I’ve been doing a partial water change and ‘hoovering’ the fine gravel in my African cichlid tank once or twice a week. They are doing well, always hungry and active and I’ve got two breeding nets hanging on the tank; one has my first baby fish, the other more recent triplets, found when doing a tank clean. I only have a big mopani root and lava rocks in there so I move everything to one side, clean, then do the other side. This is how I discovered and netted the slow moving fish babies.
I have only seen evidence of the blue Acei breeding, the male chasing the females and the larger female with a mouthbrood of eggs. Last night I noticed she has another mouthful! A least she seems to get 3 or 4 weeks between eggs to eat and recover. She is the blue one in the pics with a slightly baggy chin.
The flamboyant male Strawberry Peacock rammed into my arm the last time I was rock moving and nibbled at me. Unfortunately I didn’t have any mark on my arm to show off but really it is a good thing he has such small teeth! I have read online about cichlids attacking human arms in their tanks if they are protecting young or territory. It made me shriek and laugh a lot! A brave fishie.

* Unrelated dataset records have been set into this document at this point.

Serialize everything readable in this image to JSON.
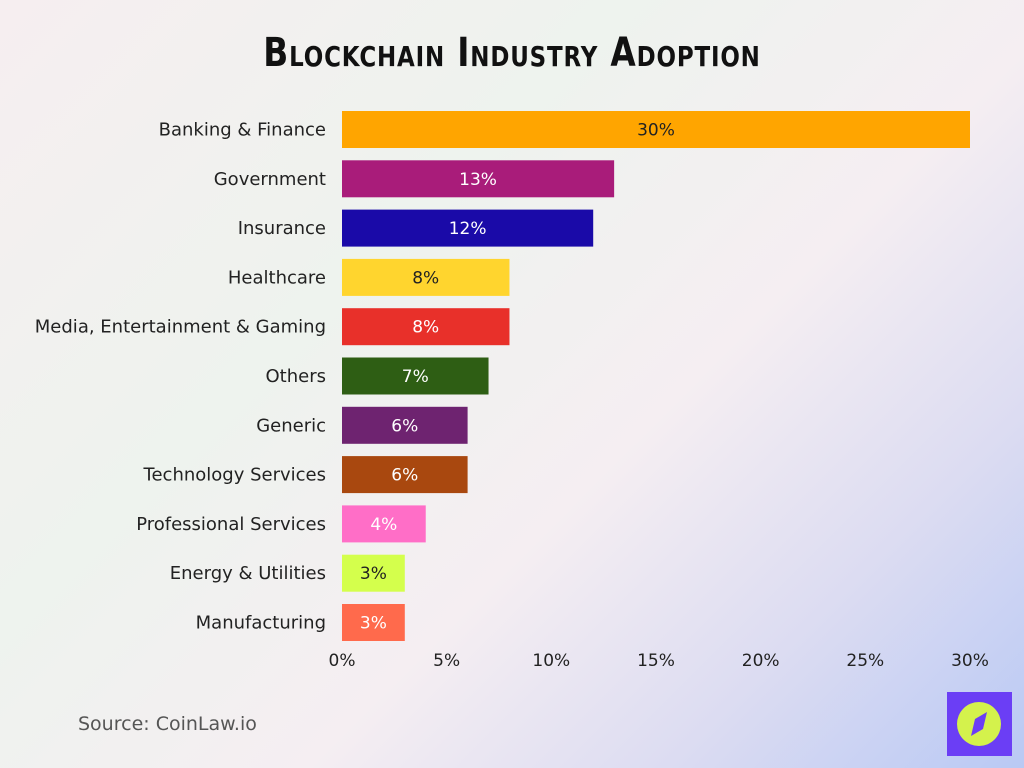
{
  "chart_data": {
    "type": "bar",
    "orientation": "horizontal",
    "title": "Blockchain Industry Adoption",
    "categories": [
      "Banking & Finance",
      "Government",
      "Insurance",
      "Healthcare",
      "Media, Entertainment & Gaming",
      "Others",
      "Generic",
      "Technology Services",
      "Professional Services",
      "Energy & Utilities",
      "Manufacturing"
    ],
    "values": [
      30,
      13,
      12,
      8,
      8,
      7,
      6,
      6,
      4,
      3,
      3
    ],
    "data_labels": [
      "30%",
      "13%",
      "12%",
      "8%",
      "8%",
      "7%",
      "6%",
      "6%",
      "4%",
      "3%",
      "3%"
    ],
    "colors": [
      "#ffa500",
      "#a91c7a",
      "#1a0aa8",
      "#ffd52e",
      "#e8302a",
      "#2e5e14",
      "#6e2370",
      "#a9480f",
      "#ff6ec7",
      "#d4ff4c",
      "#ff6a4c"
    ],
    "label_colors": [
      "#222",
      "#fff",
      "#fff",
      "#222",
      "#fff",
      "#fff",
      "#fff",
      "#fff",
      "#fff",
      "#222",
      "#fff"
    ],
    "xlim": [
      0,
      30
    ],
    "xticks": [
      "0%",
      "5%",
      "10%",
      "15%",
      "20%",
      "25%",
      "30%"
    ],
    "grid": false,
    "xlabel": "",
    "ylabel": ""
  },
  "source": "Source: CoinLaw.io",
  "logo": {
    "icon": "compass-icon",
    "bg": "#6b3ef5",
    "fg": "#d4f24c"
  }
}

The original peaceful community tank is doing well. The male Lace gouramis have lovely skirts and seem to be defending territories, the clown loaches pile up together, hide in the tubes and generally mill around. The shrimp are still with us, popping into view occasionally and the rainbows, cory, bristlenose catfish and scissor tailed Rasboras are all living well.

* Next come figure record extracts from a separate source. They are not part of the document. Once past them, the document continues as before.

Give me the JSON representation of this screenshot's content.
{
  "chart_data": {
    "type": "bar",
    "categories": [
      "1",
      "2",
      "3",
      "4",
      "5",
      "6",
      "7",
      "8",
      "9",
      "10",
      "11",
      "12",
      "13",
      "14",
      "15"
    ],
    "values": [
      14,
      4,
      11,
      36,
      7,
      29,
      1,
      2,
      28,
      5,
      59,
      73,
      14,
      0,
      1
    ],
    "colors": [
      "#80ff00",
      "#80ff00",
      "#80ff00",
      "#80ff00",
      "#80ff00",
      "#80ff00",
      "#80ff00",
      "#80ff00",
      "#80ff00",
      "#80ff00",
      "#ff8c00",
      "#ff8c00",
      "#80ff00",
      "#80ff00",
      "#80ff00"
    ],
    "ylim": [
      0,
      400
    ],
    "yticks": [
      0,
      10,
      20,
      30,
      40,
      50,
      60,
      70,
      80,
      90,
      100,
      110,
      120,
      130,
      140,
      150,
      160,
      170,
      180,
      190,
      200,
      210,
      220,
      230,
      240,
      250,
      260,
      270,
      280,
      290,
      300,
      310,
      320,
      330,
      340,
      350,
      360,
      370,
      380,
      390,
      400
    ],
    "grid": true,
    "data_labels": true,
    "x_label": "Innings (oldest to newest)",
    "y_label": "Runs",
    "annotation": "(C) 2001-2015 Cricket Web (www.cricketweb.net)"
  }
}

A while back the male bristlenose Stephen was wedged into a smaller ridged tube I had in the tank. I had to cut the tube with scissors to free him which was a bit scary and he suffered nibbled/shredded fins, the poor thing. He took a while to calm down afterwards and has miraculously GROWN BACK his missing fin parts! I can only imagine they are like re grown skin over the structure of his fin bones. Good boy, Stephen.